Pour Marie et Edwige… Bernard, Jean.
Il y a un avant et un après Céline. Celui-ci ne se distingue pas tant par sa narration à la première personne, des romanciers contemporains l’ont précédé, le premier de la liste étant sans doute saint Augustin. Mais restituer dans la langue écrite l’émotion de l’oralité, cela relève du génie. Selon Philippe Sollers, le seul témoignage réel sur la seconde guerre mondiale, qui a ressenti la guerre sous les bombes, Berlin en ruines, Hambourg en feu, c’est lui (cf D’un château l’autre, Rigodon). Le voyage au bout de la nuit apprend sur la façon dont on devient fanatique de la paix.

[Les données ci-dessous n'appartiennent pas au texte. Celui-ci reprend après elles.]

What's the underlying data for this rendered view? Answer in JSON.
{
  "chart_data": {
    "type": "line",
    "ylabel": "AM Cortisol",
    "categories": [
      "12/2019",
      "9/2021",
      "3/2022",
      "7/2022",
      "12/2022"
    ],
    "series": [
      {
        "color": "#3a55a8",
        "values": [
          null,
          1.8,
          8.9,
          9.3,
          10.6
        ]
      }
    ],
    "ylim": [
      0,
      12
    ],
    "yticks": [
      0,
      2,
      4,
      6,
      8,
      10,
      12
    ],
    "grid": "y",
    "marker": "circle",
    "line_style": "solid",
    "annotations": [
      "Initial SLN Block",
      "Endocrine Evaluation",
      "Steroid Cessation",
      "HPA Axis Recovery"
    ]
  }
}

À Londres Céline arrive blessé, en 1915 (1). La Tamise charrie ses glaçons. « La Tamise c’est beau. Surtout la nuit, c’est le monde qui coule, sous les ponts qui se lèvent comme des bras pour qu’elle passe. »
Céline y retrouve un petite bande de proxénètes français et leur cortège de filles de joie, esclaves de leurs maquereaux. Dont Angèle. Ses lèvres un peu grosses donnaient du relief au pâle de ses joues, « un vrai poids en plus de tendresse et de grâce, de sang offert, de carmin prêt à éclater, qu’on morde. » Céline en est amoureux. « Je voulais rentrer dans toute sa vie, écrit-il, jusque là où c’est l’origine de tout, où plus rien existe, plus la guerre, plus la peur de la guerre, plus l’oreille, plus les parents, plus Londres, plus rien que la joie, de tout vivre. »
Il traîne ses guêtres dans les bas-fonds interlopes où grenouillent des gens abîmés, éclopés, des qui boitent, des qui tousse, des traîne-misère, toute une humanité de loquedus qui envoient des filles sur le trottoir.